Il ne se passe pas une journée sans qu’en France, où je circule ces semaines-ci, des gens, et parmi eux des professionnels de la critique, ne fassent l’éloge de notre jeune, fringant et si beau Justin Trudeau.
Même mes amis journalistes n’ont qu’éloges pour le couple glamour. Or, ce sont pour la plupart des commentateurs qui tiennent des propos vitrioliques sur leurs propres politiciens, avant tout sur le président François Hollande.
C’est une expérience qui finit par être agaçante, car je n’arrive pas à comprendre que toutes ces personnes, dont certaines extrêmement bien renseignées, soient tout à fait incapables de me parler du contenu de la politique de notre premier ministre, dont le charme semble les aveugler.
Nouvelle coqueluche
Justin Trudeau vogue dans des eaux qui rafraîchissent même les plus bouillants contradicteurs. En France, par exemple, il fait figure de nouvelle coqueluche d’une nouvelle vague de gauche.
Au Canada, ses écarts de langage («Get the fuck out of the way») pendant sa confrontation, à la manière d’un chef de gang, avec plusieurs députés conservateurs dans l’enceinte de la Chambre des communes, ont provoqué des réactions d’indignation dans les médias. Mais l’appui à son endroit après cet incident, plus que déplacé de la part d’un chef de gouvernement, a augmenté de deux points. Sa cote de popularité à travers le Canada est actuellement de 54 %.

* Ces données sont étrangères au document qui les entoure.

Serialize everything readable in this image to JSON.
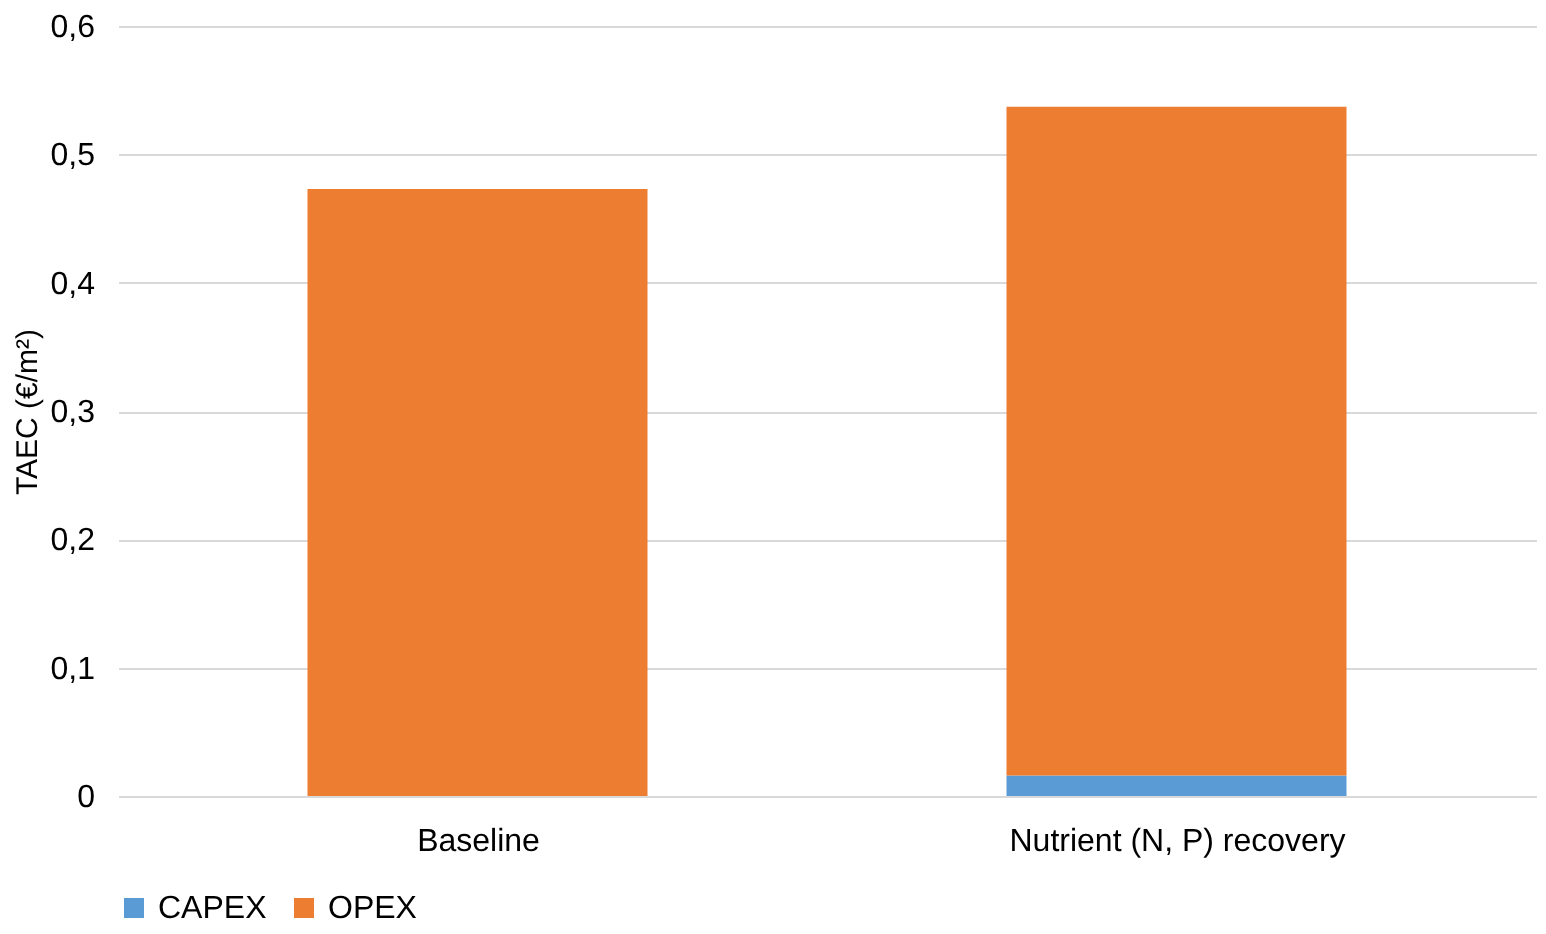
{
  "chart_data": {
    "type": "bar",
    "stacked": true,
    "ylabel": "TAEC (€/m²)",
    "categories": [
      "Baseline",
      "Nutrient (N, P) recovery"
    ],
    "series": [
      {
        "name": "CAPEX",
        "color": "#5b9bd5",
        "values": [
          0,
          0.016
        ]
      },
      {
        "name": "OPEX",
        "color": "#ed7d31",
        "values": [
          0.473,
          0.521
        ]
      }
    ],
    "ylim": [
      0,
      0.6
    ],
    "yticks": [
      0,
      {
        "value": 0.1,
        "label": "0,1"
      },
      {
        "value": 0.2,
        "label": "0,2"
      },
      {
        "value": 0.3,
        "label": "0,3"
      },
      {
        "value": 0.4,
        "label": "0,4"
      },
      {
        "value": 0.5,
        "label": "0,5"
      },
      {
        "value": 0.6,
        "label": "0,6"
      }
    ],
    "grid": "y",
    "legend": "bottom"
  }
}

«Ah, si on avait un homme politique de la trempe de Justin [prononcé Justine] Trudeau», disent les Français qui le perçoivent comme la seule rock-star de la politique mondiale. À l’étranger en général et au Canada en particulier, le jugement que l’on porte sur sa personne, son allure et ses audaces, comme celle de boxer un adversaire et de le mettre K.-O., suffit à le classer politiquement. L’essence de sa politique, c’est ce qu’il dégage. Cette image faite d’apparences rompt avec celle de tous les dirigeants occidentaux qui, de surcroît, affrontent des oppositions plus ou moins violentes, comme en France, actuellement au bord de la désorganisation sociale.
Les Canadiens sont donc contents de leur sort et de leur dirigeant. Ils semblent prêts à lui pardonner beaucoup parce que Justin les aime beaucoup, pour paraphraser les Évangiles.
Nuit d’amour
Dans quel autre pays un chef de gouvernement mettrait-il une parenthèse à un sommet de G7 pour passer une nuit d’amour avec sa femme adorée, sincèrement adorée d’ailleurs, à l’occasion de leur anniversaire de mariage? Dans quel autre pays ferait-il publiquement son autocritique en affirmant qu’il n’aime pas l’homme qui a perdu le contrôle de ses émotions lors de l’accrochage avec des députés de l’opposition il y a une semaine?
Dans quelle autre démocratie le chef du gouvernement peut-il se vanter de plonger le pays dans un déficit de plus de 20 milliards cette année sans que ses adversaires puissent le confronter sérieusement?
Justin Trudeau est le roi de l’autopromotion. Sa gentillesse est son arme la plus redoutable. Et ses coups de sang semblent à ce jour ajouter une virilité nouvelle à sa personnalité multiforme, pour ne pas dire multiculturelle.